12 total batters faced the Rockies’ first three relievers. Nine of them were retired.
Atlanta’s bullpen was preserved through Fried’s eight innings of work; only one arm, A.J. Minter, was needed to push this game into extras.
The table was set. 0-0 through nine.
This next section is where you cover your eyes.
Buckle up, 10th inning
Bard threw 42 pitches on Wednesday, so a second inning out of him tonight was far from a reasonable ask. Manager Bud Black instead opted for the flamethrower Carlos Estévez, riding the momentum of his consecutive, and strong, scoreless appearances (2 IP, 6 BF).
Estévez began the night with the tiebreaker runner on second. He ended the night with three runs allowed.
He recorded a quick groundout to kick off the 10th, but a wild pitch would move Atlanta’s Adam Duvall to third. A hit-by-pitch would then put Dansby Swanson on first, and with one out and runners on the corners, a second wild pitch would finally put a run on the scoreboard.
It took 69 total at-bats and an extra-inning runner on second for the first run of the game to score — and it did so on two wild pitches.
Estévez would strike out Marcell Ozuna for the second out of the inning. He then stayed for an intentional walk, but was removed with bases loaded and two outs.
A one-run deficit would have been manageable for the Rockies offense in the bottom of the 10th. Atlanta’s 10 blown saves entering Friday was tied for the most in the National League, so not all was lost if Colorado found a way to escape the jam.
Black called upon Lucas Gilbreath to go left-on-left with Matt Olson at the plate.
An 0-2 count with two outs ensued. The 0-2 pitch was executed — but Olson just found a way to put it in the outfield grass:
Matt Olson extends the lead in extras! pic.twitter.com/rLOs2t0qy7— Talkin’ Baseball (@TalkinBaseball_) June 4, 2022
(How far do you have to miss outside with Matt Olson at the plate and an 0-2 count?)
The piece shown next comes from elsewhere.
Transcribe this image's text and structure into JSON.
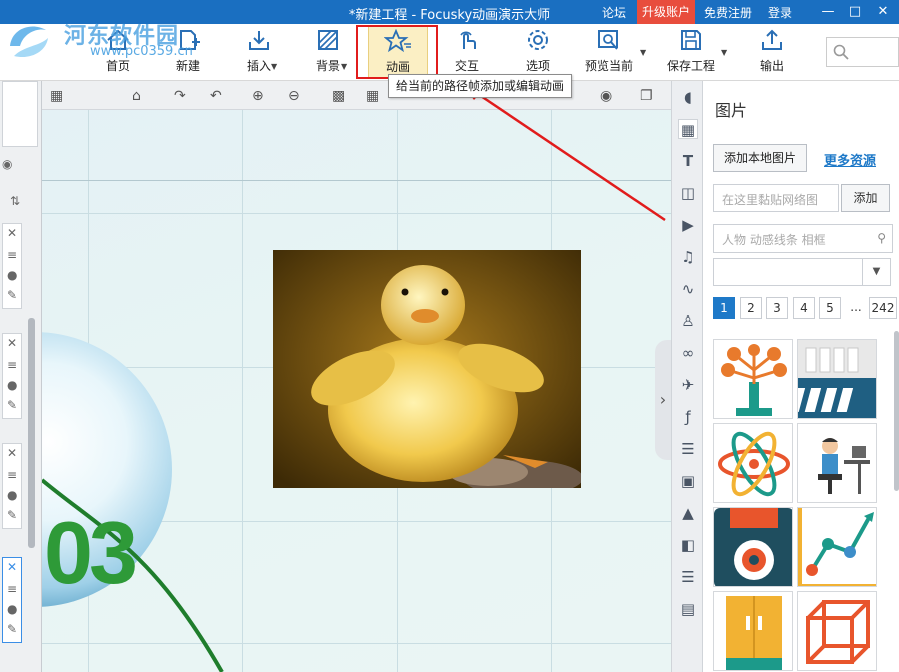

Two runs would score on Olson’s single to right, both credited as earned runs on Estévez’s final line. Gilbreath would end the inning with a strikeout, and a 3-0 lead was handed to
Dodgers Braves closer Kenley Jansen.
California Love ATLiens shut the door
Yonathan Daza made it interesting. His one-out single off Jansen cashed in the Rockies’ first run of the game.
The tying run was at the plate for Colorado’s final two hitters of the night.
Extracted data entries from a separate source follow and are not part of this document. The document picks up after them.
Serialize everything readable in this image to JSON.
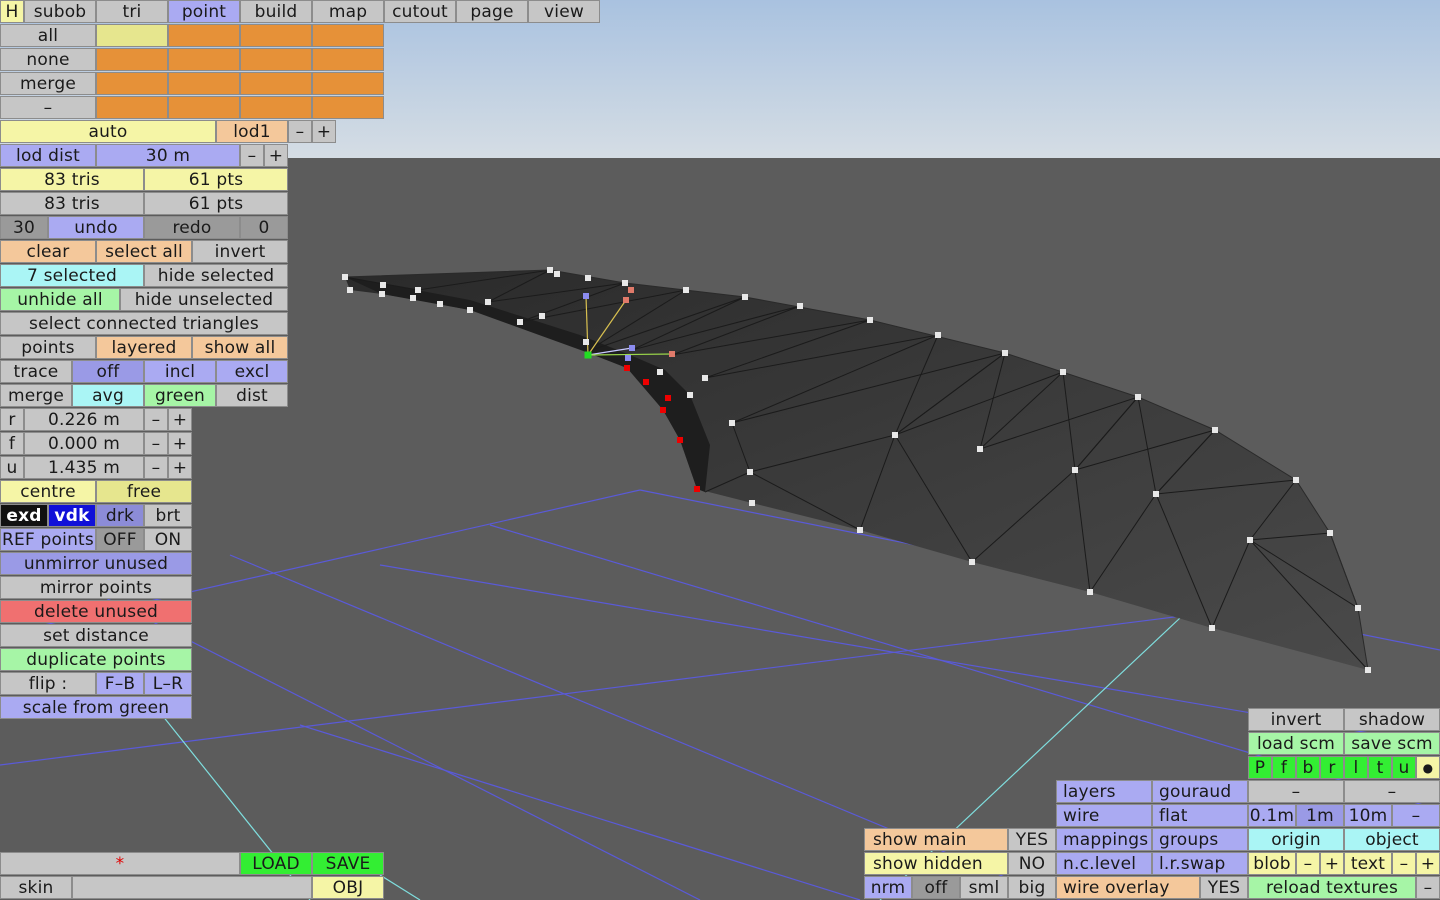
{
  "menu": {
    "h": "H",
    "subob": "subob",
    "tri": "tri",
    "point": "point",
    "build": "build",
    "map": "map",
    "cutout": "cutout",
    "page": "page",
    "view": "view"
  },
  "layers": {
    "all": "all",
    "none": "none",
    "merge": "merge",
    "dash": "–"
  },
  "lod": {
    "auto": "auto",
    "lod1": "lod1",
    "minus": "–",
    "plus": "+",
    "dist_label": "lod dist",
    "dist_value": "30 m"
  },
  "stats": {
    "tris1": "83 tris",
    "pts1": "61 pts",
    "tris2": "83 tris",
    "pts2": "61 pts"
  },
  "undo": {
    "count": "30",
    "undo": "undo",
    "redo": "redo",
    "redo_count": "0"
  },
  "select": {
    "clear": "clear",
    "select_all": "select all",
    "invert": "invert",
    "selected": "7 selected",
    "hide_selected": "hide selected",
    "unhide_all": "unhide all",
    "hide_unselected": "hide unselected",
    "connected": "select connected triangles"
  },
  "points": {
    "points": "points",
    "layered": "layered",
    "show_all": "show all",
    "trace": "trace",
    "off": "off",
    "incl": "incl",
    "excl": "excl",
    "merge": "merge",
    "avg": "avg",
    "green": "green",
    "dist": "dist"
  },
  "coords": {
    "r_label": "r",
    "r_value": "0.226 m",
    "f_label": "f",
    "f_value": "0.000 m",
    "u_label": "u",
    "u_value": "1.435 m",
    "minus": "–",
    "plus": "+"
  },
  "tools": {
    "centre": "centre",
    "free": "free",
    "exd": "exd",
    "vdk": "vdk",
    "drk": "drk",
    "brt": "brt",
    "ref_points": "REF points",
    "ref_off": "OFF",
    "ref_on": "ON",
    "unmirror": "unmirror unused",
    "mirror": "mirror points",
    "delete": "delete unused",
    "set_distance": "set distance",
    "duplicate": "duplicate points",
    "flip": "flip :",
    "fb": "F–B",
    "lr": "L–R",
    "scale_green": "scale from green"
  },
  "file": {
    "star": "*",
    "load": "LOAD",
    "save": "SAVE",
    "skin": "skin",
    "obj": "OBJ"
  },
  "show": {
    "main": "show main",
    "main_value": "YES",
    "hidden": "show hidden",
    "hidden_value": "NO",
    "nrm": "nrm",
    "off": "off",
    "sml": "sml",
    "big": "big"
  },
  "render": {
    "layers": "layers",
    "gouraud": "gouraud",
    "wire": "wire",
    "flat": "flat",
    "mappings": "mappings",
    "groups": "groups",
    "nclevel": "n.c.level",
    "lrswap": "l.r.swap",
    "wire_overlay": "wire overlay",
    "wire_overlay_value": "YES"
  },
  "view": {
    "invert": "invert",
    "shadow": "shadow",
    "load_scm": "load scm",
    "save_scm": "save scm",
    "letters": [
      "P",
      "f",
      "b",
      "r",
      "l",
      "t",
      "u"
    ],
    "dot": "●",
    "dash1": "–",
    "dash2": "–",
    "grid_01": "0.1m",
    "grid_1": "1m",
    "grid_10": "10m",
    "grid_minus": "–",
    "origin": "origin",
    "object": "object",
    "blob": "blob",
    "blob_minus": "–",
    "blob_plus": "+",
    "text": "text",
    "text_minus": "–",
    "text_plus": "+",
    "reload": "reload textures",
    "reload_minus": "–"
  },
  "colors": {
    "sky_top": "#b3cbe5",
    "ground": "#5c5c5c",
    "mesh": "#3a3a3a",
    "grid_blue": "#5a5ad8",
    "grid_cyan": "#7fdede",
    "selected_point": "#ee0000",
    "green_point": "#22dd22"
  }
}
Jansen retired Jose Iglesias on a fielder’s choice and Ryan McMahon on a punchout.
The 10th inning showed little resemblance to the 0-0 tie it succeeded, but the Coors Field pitcher’s mound took center stage through it all.
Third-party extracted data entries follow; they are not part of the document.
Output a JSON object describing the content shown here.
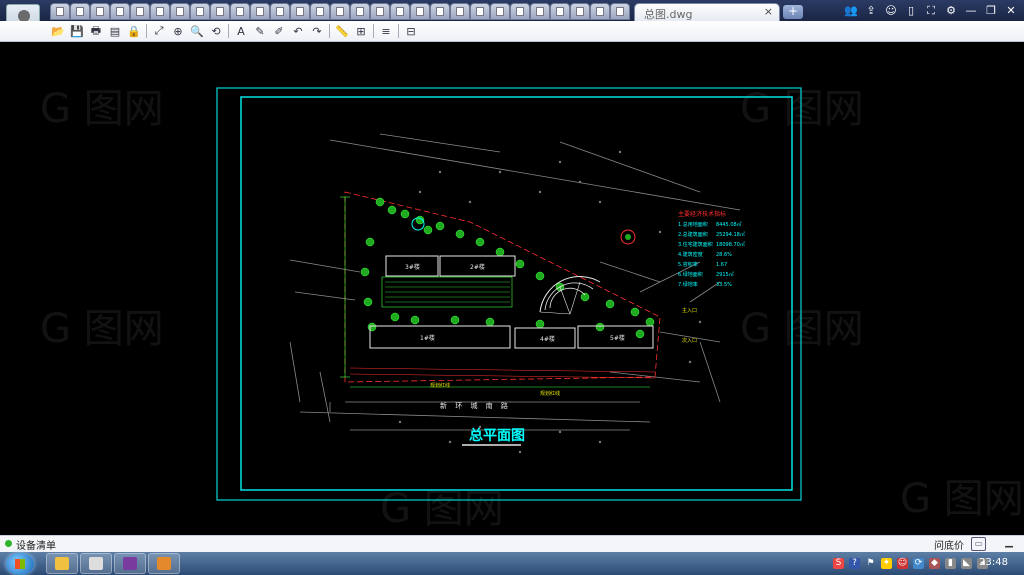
{
  "window": {
    "active_tab_label": "总图.dwg",
    "close_tab_glyph": "×",
    "new_tab_glyph": "+",
    "file_tab_count": 29,
    "controls": [
      "users-icon",
      "share-icon",
      "chat-icon",
      "mobile-icon",
      "fullscreen-icon",
      "settings-icon",
      "minimize-icon",
      "restore-icon",
      "close-icon"
    ],
    "control_glyphs": [
      "👥",
      "⇪",
      "☺",
      "▯",
      "⛶",
      "⚙",
      "—",
      "❐",
      "✕"
    ]
  },
  "toolbar": {
    "buttons": [
      {
        "name": "open-icon",
        "glyph": "📂"
      },
      {
        "name": "save-icon",
        "glyph": "💾"
      },
      {
        "name": "print-icon",
        "glyph": "🖶"
      },
      {
        "name": "export-pdf-icon",
        "glyph": "▤"
      },
      {
        "name": "lock-icon",
        "glyph": "🔒"
      },
      {
        "name": "sep"
      },
      {
        "name": "zoom-extents-icon",
        "glyph": "⤢"
      },
      {
        "name": "zoom-window-icon",
        "glyph": "⊕"
      },
      {
        "name": "zoom-realtime-icon",
        "glyph": "🔍"
      },
      {
        "name": "zoom-previous-icon",
        "glyph": "⟲"
      },
      {
        "name": "sep"
      },
      {
        "name": "text-icon",
        "glyph": "A"
      },
      {
        "name": "pen-icon",
        "glyph": "✎"
      },
      {
        "name": "eraser-icon",
        "glyph": "✐"
      },
      {
        "name": "undo-icon",
        "glyph": "↶"
      },
      {
        "name": "redo-icon",
        "glyph": "↷"
      },
      {
        "name": "sep"
      },
      {
        "name": "measure-icon",
        "glyph": "📏"
      },
      {
        "name": "dimension-icon",
        "glyph": "⊞"
      },
      {
        "name": "sep"
      },
      {
        "name": "layers-icon",
        "glyph": "≡"
      },
      {
        "name": "sep"
      },
      {
        "name": "properties-icon",
        "glyph": "⊟"
      }
    ]
  },
  "drawing": {
    "title": "总平面图",
    "road_label": "新 环 城 南 路",
    "building_labels": [
      "3#楼",
      "2#楼",
      "1#楼",
      "4#楼",
      "5#楼"
    ],
    "table_title": "主要经济技术指标",
    "table_rows": [
      [
        "1.总用地面积",
        "8445.08㎡"
      ],
      [
        "2.总建筑面积",
        "25294.18㎡"
      ],
      [
        "3.住宅建筑面积",
        "18098.70㎡"
      ],
      [
        "4.建筑密度",
        "28.6%"
      ],
      [
        "5.容积率",
        "1.67"
      ],
      [
        "6.绿地面积",
        "2915㎡"
      ],
      [
        "7.绿地率",
        "33.5%"
      ]
    ],
    "side_label_left": "规划红线",
    "side_label_right": "规划红线",
    "entrance_labels": [
      "主入口",
      "次入口"
    ],
    "colors": {
      "frame": "#00d5d5",
      "green": "#3cff3c",
      "yellow": "#e6e600",
      "red": "#ff3030",
      "white": "#e8e8e8",
      "cyan": "#00ffff",
      "gray": "#9a9a9a"
    }
  },
  "statusbar": {
    "text": "设备清单",
    "help": "问底价",
    "chat_glyph": "▭",
    "collapse_glyph": "▁"
  },
  "taskbar": {
    "clock": "23:48",
    "apps": [
      {
        "name": "explorer-icon",
        "color": "#f0c040"
      },
      {
        "name": "contact-icon",
        "color": "#dddddd"
      },
      {
        "name": "books-icon",
        "color": "#7a3b9e"
      },
      {
        "name": "cad-viewer-icon",
        "color": "#e58a2a"
      }
    ],
    "tray": [
      {
        "name": "sougou-icon",
        "glyph": "S",
        "color": "#e44"
      },
      {
        "name": "help-tray-icon",
        "glyph": "?",
        "color": "#35a"
      },
      {
        "name": "flag-icon",
        "glyph": "⚑",
        "color": "#fff0"
      },
      {
        "name": "qq-icon",
        "glyph": "✦",
        "color": "#fc0"
      },
      {
        "name": "user-tray-icon",
        "glyph": "☺",
        "color": "#c33"
      },
      {
        "name": "sync-icon",
        "glyph": "⟳",
        "color": "#48c"
      },
      {
        "name": "game-icon",
        "glyph": "◆",
        "color": "#a55"
      },
      {
        "name": "battery-icon",
        "glyph": "▮",
        "color": "#888"
      },
      {
        "name": "network-icon",
        "glyph": "◣",
        "color": "#888"
      },
      {
        "name": "volume-icon",
        "glyph": "◂",
        "color": "#888"
      }
    ]
  }
}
Atlanta’s Spencer Strider will match up against Colorado’s Kyle Freeland on Saturday night, and the momentum from either starter suggests we could see a little more runs scored than today.
Saturday will be Strider’s 13th pitching appearance on the year and only his second start; his first came in his last outing on May 30th where he allowed five earned runs to the Diamondbacks over 4 1⁄3 innings.
Freeland pitched 5 2⁄3 innings on May 29 in Washington during his last start, allowing five earned runs and walking a season-high four batters.
The Rockies will debut the new City Connect uniforms for the first time on Saturday, and first pitch is scheduled for 7:10 p.m. MDT.